The Luxor pen kit also uses the SKM-88, and it, too, requires a plastic refill extension. . Luxor is only available, as far as I know, in Canada from William Wood-Write company ( website: www.penblanks.ca ) . . They do not ship to the USA; you'll need relatives/friends to ship to you !

I have made all of these kits except the PSI Anvil, the looks of which do not appeal to me.
I very much like the quiet operation and the feel of both Schmidt click mechanisms in the above-mentioned pen kits.

In my opinion, the best design and the nicest looking of all these four pens is the Luxor. . That's not a nationalistic statement !
I have reported, elsewhere on IAP, my experiences with the Duraclick EDC, the Everyday Classic, and the Luxor ... with pictures.

I expect we will be seeing more clicker ballpoint pen kits in the future which are based on the Schmidt click mechanisms.
It's puzzling why this hasn't happened before 2019 because these mechanisms have been available for a few years, I believe.
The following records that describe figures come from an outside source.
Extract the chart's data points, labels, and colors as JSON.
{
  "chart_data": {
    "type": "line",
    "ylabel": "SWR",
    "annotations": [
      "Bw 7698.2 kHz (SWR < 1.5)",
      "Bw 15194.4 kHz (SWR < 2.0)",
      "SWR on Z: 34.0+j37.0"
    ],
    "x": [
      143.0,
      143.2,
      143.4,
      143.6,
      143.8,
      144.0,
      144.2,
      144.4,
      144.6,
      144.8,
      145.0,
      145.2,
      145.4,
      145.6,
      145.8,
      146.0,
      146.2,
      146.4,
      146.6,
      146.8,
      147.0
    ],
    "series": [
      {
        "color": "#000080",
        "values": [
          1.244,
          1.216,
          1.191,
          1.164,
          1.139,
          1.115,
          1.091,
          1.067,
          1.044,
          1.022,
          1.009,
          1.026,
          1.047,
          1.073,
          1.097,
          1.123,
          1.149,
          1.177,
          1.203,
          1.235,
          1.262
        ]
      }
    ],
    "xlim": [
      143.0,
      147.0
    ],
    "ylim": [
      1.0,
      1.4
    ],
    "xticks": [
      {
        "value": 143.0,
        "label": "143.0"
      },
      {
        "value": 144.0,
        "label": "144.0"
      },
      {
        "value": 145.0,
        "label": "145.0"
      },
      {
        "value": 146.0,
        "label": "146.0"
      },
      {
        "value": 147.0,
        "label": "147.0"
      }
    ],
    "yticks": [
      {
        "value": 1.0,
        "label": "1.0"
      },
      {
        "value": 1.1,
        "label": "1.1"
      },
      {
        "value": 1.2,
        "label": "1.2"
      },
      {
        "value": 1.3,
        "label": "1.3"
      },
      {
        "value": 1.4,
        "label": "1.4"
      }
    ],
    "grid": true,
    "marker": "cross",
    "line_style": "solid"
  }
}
With regard to the refill extension pieces in the two kits that use the SKM-88 mechanism, I believe that you could make modifications to eliminate the extension pieces, but that would require shortening the pens by 3/8" to 1/2". . I have not tried making these modifications.

Contrary to the comment made above, I have NOT had to make any adjustments to either of the kits that require refill extensions.
The extensions worked fine just as supplied. . The only downside is the risk of loosing the extension piece when you do a refill replacement.


----------



## pshrynk (Dec 17, 2019)

Thanks for that rundown, Mal.  It's nice to see it all laid out with precision.


----------



## KenB259 (Dec 22, 2019)

Just got a new woodcraft catalog and they have a new kit that uses the SKM-88 mechanism. The kit is called “Tenacious”. 


Sent from my iPhone using Penturners.org mobile app


----------



## TonyL (Dec 22, 2019)

The psi duraclick and every day classic use the same same bushings (just a FYI).


----------